You often hear, “This is no way to run …” ... a business, a theater, a team, a school, or yes, a government.
In today’s political mess in Washington, D.C., it is most certainly true: This is no way to run a government!
Because of the scandalous inability of the political parties in the nation’s capital to reach any form of compromise, we don’t have a budget, and we can’t agree on the simple and sensible notion that the country’s economic problems—after the worst economic recession since the Great Depression in the 1930s—need to be solved. And they can only be solved through savings, new revenues and new investments to create jobs if they're going to make a substantial dent in unemployment, which, hovering around 8 percent, is still much too high.
We need a plan. We need action from Washington. But we have neither, because the White House, the Democratic Senate and the Republican House of Representatives cannot agree on anything. There are many separate plans and the result is deadlocked, when we all seem to agree that the country needs to push forward, urgently. Instead, we are standing still, waiting … for what? Godot? He’ll never come, we know that.
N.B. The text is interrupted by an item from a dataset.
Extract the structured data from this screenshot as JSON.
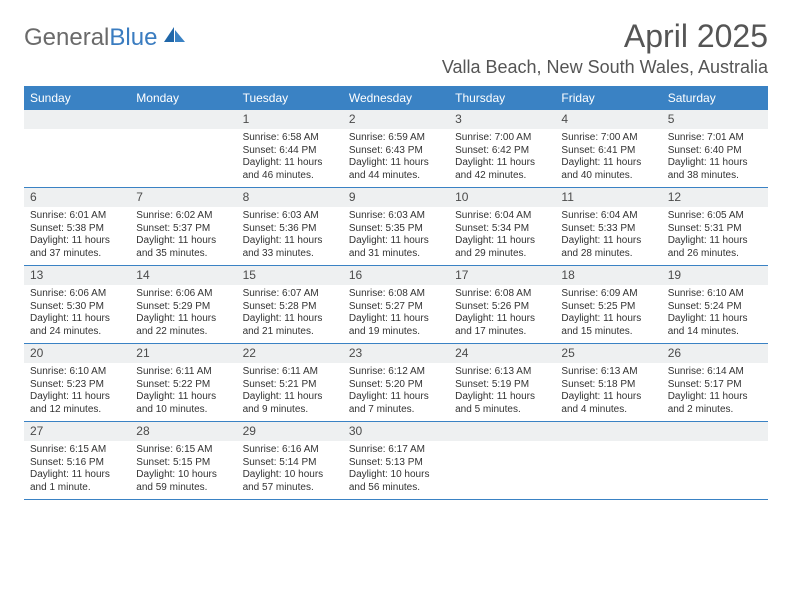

And in these times of deadlock and waiting, something happened that was never supposed to happen: sequestration. A strange word, which in this case means automatic budget cuts. It came out of the big debt ceiling crisis last year, agreed to by the White House and Congress, and its goal was to force a real budget agreement by way of the so-called Super Committee (remember that one?) because sequestration—the automatic budget cuts—were so harsh that neither side wanted them.
But here they are—85 billion dollars’ worth of cuts only this year—in health, transportation, social services, defense, starting this week, across the board, with no priorities. Unbelievable.
It is, indeed, a sad verdict of the state of affairs in today’s Washington, D.C., where the ideological battle is fiercer than ever and where “bipartisanship” has become a dirty word. There is blame to go around for everyone. Obviously, President Obama, who entered the White House four years ago with bipartisanship as a main message, has now given up. His message is now one of a “balanced approach” to the country’s economic woes, meaning cuts, but also new revenues. He won the election on that message and he has continued to take it to the American people, who, according to the polls, support him, but not by much.
The Republicans, meanwhile, who had to agree back in January on the first tax hikes in decades, are saying no to any further new revenues. No more. All they want to do now is to cut, cut, cut—the only thing they agree on. But, it is strongly felt and the party seems united behind this message. So, even though the automatic budget cuts include serious cuts for the Pentagon, which is ordinarily anathema to the Republicans, they have decided to accept them, all in the name of spending cuts and savings.
Their goal is to balance the budget by 2023—without any new taxes. That’s not realistic, and, on top of that, it’s politically risky, because it will mean cuts in extremely popular programs like Medicare and Social Security. Will the Republicans be able take the political heat that such proposals will bring? That’s unclear.
Now, the good thing here is that this will never happen, because the Senate, controlled by the Democrats, will never agree to it, and, even if they did, Obama would veto it. But where will this lead us? To one crisis deadline after another as the frustration in the nation grows.
“This has to stop,” wrote Washington Post’s E.J. Dionne, Jr., putting the blame on a Republican party intimidated by its Tea party members, which no longer knows the meaning of the word “middle.”
“The nation is exhausted with fake crises that voters thought they ended with their verdict in the last election. Those responsible for the Washington horror show should be held accountable. And only one party is using shutdowns, cliffs and debt ceilings as routine political weapons.”